Culture Geek ! N°8


Culture Geek est de retour ! Après de longs mois d’absence notre chronique consacrée à la culture geek revient avec un lot de nouveautés made in Label 619 et Ankama. Il n’y a pas que cette chronique qui est de retour d’entre les morts, puisque la série d’anthologie Doggybags fête son grand retour avec une saison 2 et un premier tome riche en émotions ! Le Label 619 vient également de sortir Loba Loca, le premier tome du nouveau spin-off de l’univers Mutafukaz. On terminera sur une note légère et pleine de douceur avec le joli Eli & Gaston de la collection Étincelle d’Ankama.

Doggybags Tome 14, Saison 2

On va commencer par ce nouveau Doggybags ! 13 tomes pour la première saison, avec en plus des déclinaisons comme Doggybags Présente ou Doggybags One-Shot.
Si la première déclinaison citée s’articule autour d’une thématique bien particulière à chaque tome, comme l’opus Beware of Rednecks présenté dans un ancien Culture Geek, la seconde forme quant à elle présente une histoire unique, bien plus longue que celles trouvées dans un Doggybags classique ou un Doggybags Présente, tout en restant dans ce type d’univers trash, sombre, horrifique où tout semble pouvoir arriver. C’était le cas de l’excellent Mapple Squares, dont je parlais dans le tout premier Culture Geek.

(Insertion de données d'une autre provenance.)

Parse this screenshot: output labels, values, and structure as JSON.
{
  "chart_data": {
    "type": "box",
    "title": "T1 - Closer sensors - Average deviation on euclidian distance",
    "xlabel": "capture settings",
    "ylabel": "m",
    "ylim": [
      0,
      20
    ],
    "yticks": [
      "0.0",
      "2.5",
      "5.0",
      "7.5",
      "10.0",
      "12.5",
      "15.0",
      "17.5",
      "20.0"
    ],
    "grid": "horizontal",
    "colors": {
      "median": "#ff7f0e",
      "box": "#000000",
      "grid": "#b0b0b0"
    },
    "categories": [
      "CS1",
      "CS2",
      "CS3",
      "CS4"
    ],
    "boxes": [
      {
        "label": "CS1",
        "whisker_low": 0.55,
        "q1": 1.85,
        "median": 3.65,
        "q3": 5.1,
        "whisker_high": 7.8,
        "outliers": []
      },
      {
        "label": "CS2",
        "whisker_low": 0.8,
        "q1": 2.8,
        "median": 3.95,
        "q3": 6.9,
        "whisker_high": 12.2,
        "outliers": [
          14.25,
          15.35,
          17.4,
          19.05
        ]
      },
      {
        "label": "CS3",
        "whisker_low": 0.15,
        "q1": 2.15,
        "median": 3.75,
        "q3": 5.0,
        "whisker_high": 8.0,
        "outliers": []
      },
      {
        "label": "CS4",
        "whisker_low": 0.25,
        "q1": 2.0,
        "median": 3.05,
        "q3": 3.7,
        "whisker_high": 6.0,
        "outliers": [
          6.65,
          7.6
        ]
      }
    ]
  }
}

Maintenant que tout le monde est à jour si on passait aux choses sérieuses ?
Qu’on se le dise, ce nouveau Doggybags est un vrai plaisir pour la rétine. Son format, sa mise en page et son aspect old-school sont un régal comme toujours. Ouvert par une préface de Run, qui explique le pourquoi du comment Doggybags Saison 2 a vu le jour (une seule saison de 13 numéros était initialement prévue), et présente le classique courrier des lecteurs, avec une sélection de quelques commentaires (souvent empreints de second degré) laissés sur Twitter par les fans de la série.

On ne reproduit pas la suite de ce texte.